Language barriers are a recurring reality in clinical practice in public health care centers across Catalonia. They negatively affect the relationship between health care personnel and patients who are not fluent in any of the official languages: Catalan, Aranese or Spanish. There is a lack of resources and protocols to manage these situations, and therefore professional and stable coordinated policies are needed that can guarantee interpreting and mediation services across the country to prevent inequalities.
This is the conclusion reached in a report published by researchers at the Universitat Autònoma de Barcelona (UAB) working on the project “CIMAS: Comunicació Intercultural Mediada a l’Àmbit Sanitari.” The results of the project were presented at a conference held at the UAB Teaching Unit of Vall d’Hebron Hospital.
The study was conducted by researchers from the group Mediació i Interpretació: Recerca en l’Àmbit Social (MIRAS) in the Department of Translation and Interpreting and East Asian Studies. Researchers and health care professionals from Rovira i Virgili University, Vall d’Hebron Hospital and Mútua de Terrassa Hospital also participated.

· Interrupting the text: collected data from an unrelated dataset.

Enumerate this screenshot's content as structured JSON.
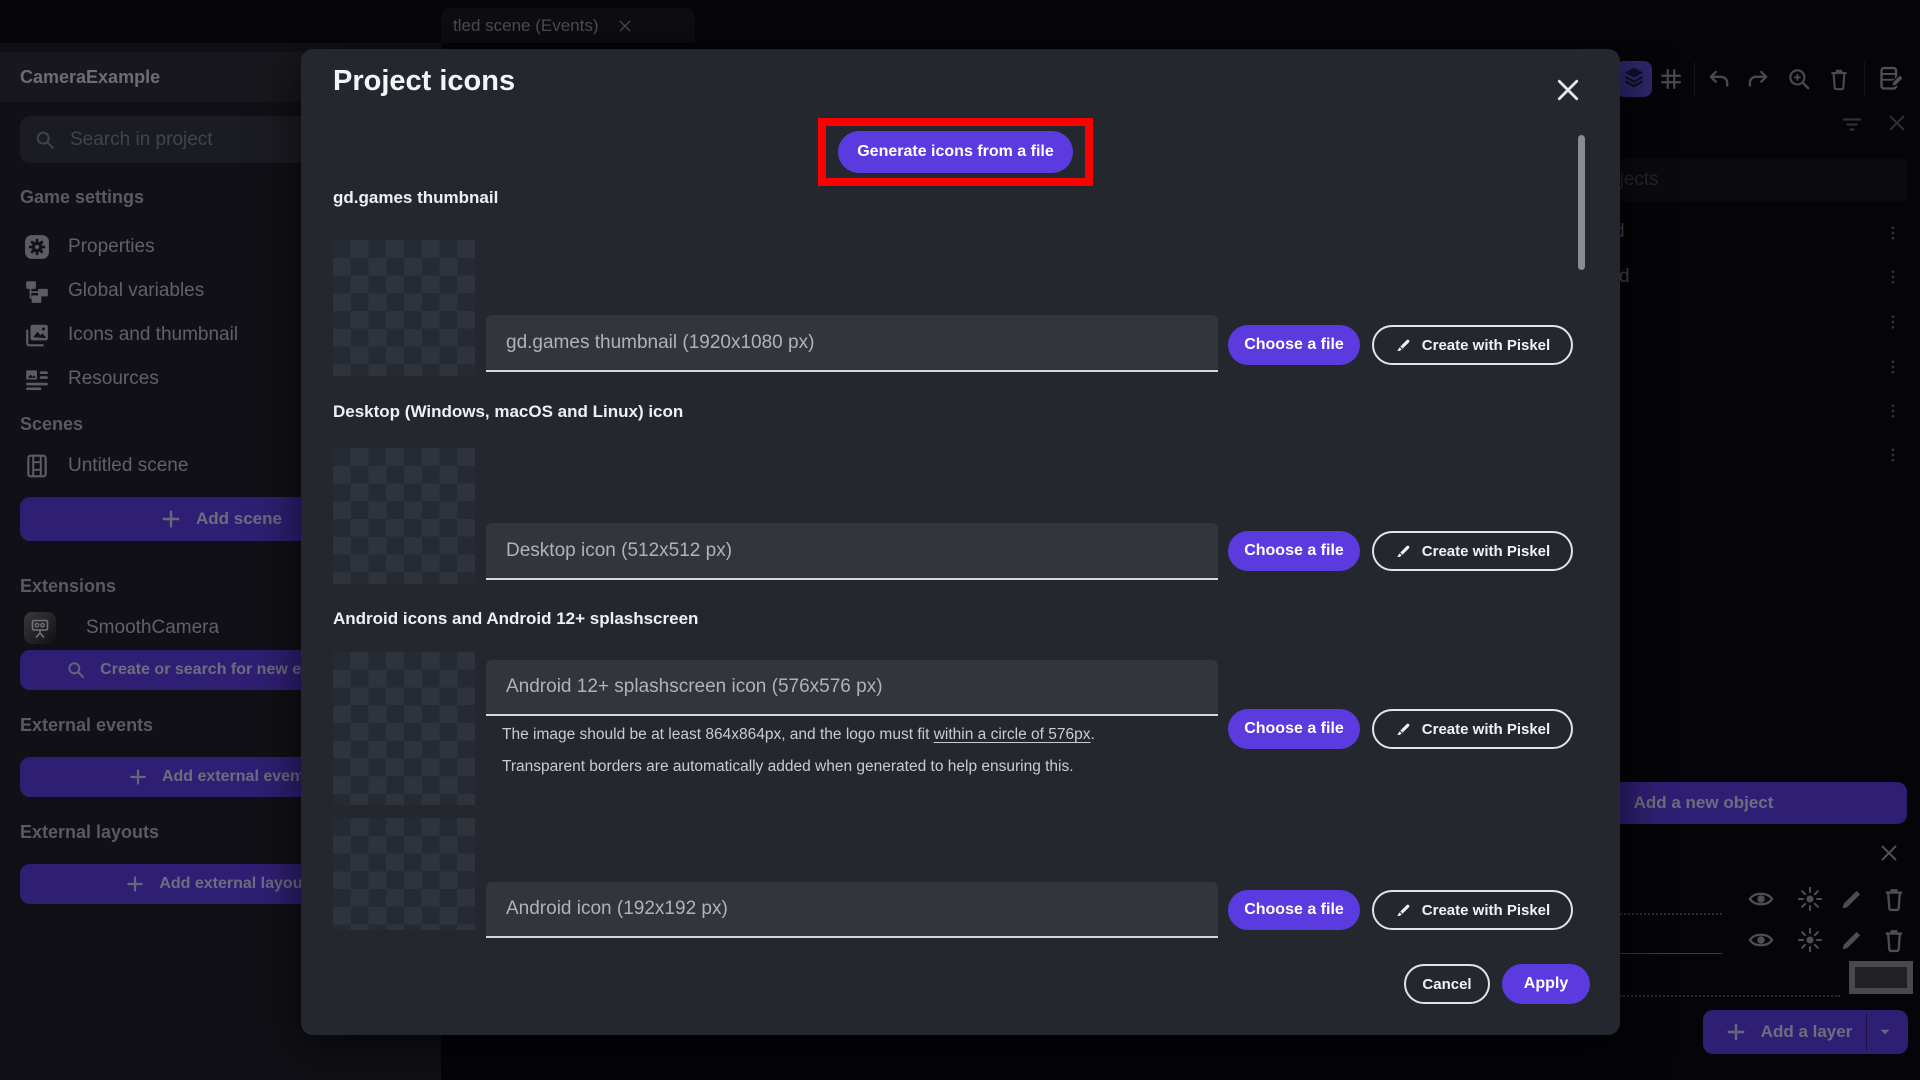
{
  "topbar": {
    "tab_label": "tled scene (Events)"
  },
  "sidebar": {
    "project_name": "CameraExample",
    "search_placeholder": "Search in project",
    "game_settings": {
      "title": "Game settings",
      "items": [
        {
          "label": "Properties"
        },
        {
          "label": "Global variables"
        },
        {
          "label": "Icons and thumbnail"
        },
        {
          "label": "Resources"
        }
      ]
    },
    "scenes": {
      "title": "Scenes",
      "items": [
        {
          "label": "Untitled scene"
        }
      ],
      "add_button": "Add scene"
    },
    "extensions": {
      "title": "Extensions",
      "items": [
        {
          "label": "SmoothCamera"
        }
      ],
      "search_button": "Create or search for new extensions"
    },
    "external_events": {
      "title": "External events",
      "add_button": "Add external events"
    },
    "external_layouts": {
      "title": "External layouts",
      "add_button": "Add external layouts"
    }
  },
  "objects_panel": {
    "search_placeholder": "Search objects",
    "rows": [
      {
        "label_fragment": "d"
      },
      {
        "label_fragment": "d"
      }
    ],
    "add_object_button": "Add a new object"
  },
  "layers_panel": {
    "add_layer_button": "Add a layer"
  },
  "modal": {
    "title": "Project icons",
    "generate_button": "Generate icons from a file",
    "buttons": {
      "choose": "Choose a file",
      "piskel": "Create with Piskel"
    },
    "sections": [
      {
        "heading": "gd.games thumbnail",
        "placeholder": "gd.games thumbnail (1920x1080 px)"
      },
      {
        "heading": "Desktop (Windows, macOS and Linux) icon",
        "placeholder": "Desktop icon (512x512 px)"
      },
      {
        "heading": "Android icons and Android 12+ splashscreen",
        "placeholder": "Android 12+ splashscreen icon (576x576 px)",
        "helper_pre": "The image should be at least 864x864px, and the logo must fit ",
        "helper_link": "within a circle of 576px",
        "helper_post": ".",
        "helper_line2": "Transparent borders are automatically added when generated to help ensuring this."
      },
      {
        "placeholder": "Android icon (192x192 px)"
      }
    ],
    "footer": {
      "cancel": "Cancel",
      "apply": "Apply"
    }
  },
  "icons": {
    "search": "magnifier",
    "close": "x-cross",
    "plus": "+",
    "kebab": "vertical-dots",
    "eye": "visibility",
    "sun": "effects-rays",
    "pencil": "edit",
    "trash": "delete",
    "caret_down": "triangle-down",
    "brush": "piskel-paintbrush",
    "layers": "stacked-layers",
    "grid": "hash-grid",
    "undo": "curved-arrow-left",
    "redo": "curved-arrow-right",
    "zoom_in": "magnifier-plus",
    "notebook_edit": "sheet-with-pencil",
    "filter": "funnel-lines"
  },
  "colors": {
    "primary_purple": "#5b3ae0",
    "highlight_red": "#fa0000",
    "modal_bg": "#25272f",
    "input_bg": "#33353d",
    "sidebar_bg": "#1c1c24",
    "checker_light": "#2e333c",
    "checker_dark": "#262b33"
  }
}
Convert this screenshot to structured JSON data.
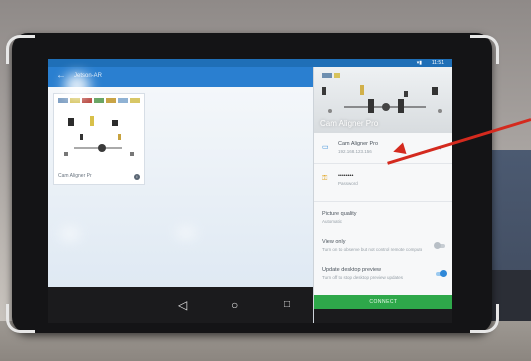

“In Catalonia, where according to IDESCAR data 16.3% of the population has a migrant background, the efforts in these past three decades on behalf of health care services and the administration have not been enough to reduce these communication barriers. The report we present offers an overall perspective on the current situation, which until now has been studied in a very fragmented way,” explain Anna Gil-Bardají and Gema Rubio, coordinators of the report.
1,400 health care professionals surveyed
The report includes a pilot study in which 1,390 health care professionals and some 40 professional language mediators were surveyed, as well as a qualitative analysis of the attitudes and perceptions of all groups involved: health care professionals and community health agents, patients, professional interpreters, and accompanying adults and minors.
The survey results reveal that language difficulties have a large impact on 85% of health care workers and interfere a lot or quite a lot with their professional practice, while 29% experience communication difficulties at least once a week and 9% experience them daily.
Interpreters and intercultural mediation services are clearly insufficient to cover real needs, and this often forces professionals to turn to informal solutions, such as communicating through the patient’s relatives or friends, even when they are minors. Aside from this option, machine translation is the second most-used resource among health care professionals, while very few (1.5%) use the phone interpreting services offered through the public health helpline, 061.
Communication problems entail a high emotional load for all those involved, with consequences that affect the quality and equity of patient care, including misunderstandings, informed consent, adherence to treatment and information confidentiality.
Risks and limitations of machine translations
The report shows that machine translation technologies are already part of everyday health care practices and warns of the limitations and risks they represent, as they can generate a false sense of understanding and make important communication problems invisible.
According to the research team, the problem is not just whether the translation is linguistically correct, but the tendency to assume that communication has already occurred simply because a machine translation has been used. Furthermore, these tools may work relatively well in the most common languages but have many more limitations in less represented languages or in those with great dialectal diversity.
Moreover, the use of these tools can increase the workload of health care personnel and affect the efficiency of the system, since consultations require more time, more reformulations and more effort to verify understanding.
Job insecurity and regional gaps
The report points to an absence of planning and coordinated public policies, which leads to significant gaps in different regions (Barcelona and the metropolitan area versus other places in the provinces of Lleida and Tarragona), as well as externalization and job insecurity for professional interpreters. All of this causes erosion in the quality of the service and limited use of mediation, subordinated to epidemiological control logics that have distanced patients from the right to health care.
“We hope that the study will serve to advance toward stable public policies across Catalonia that can better train, fund and deploy language and cultural mediation throughout the Catalan health care system,” the authors of the report conclude.
The research team used the results to create a list of clinical practice recommendations and design specialized training courses for health care professionals.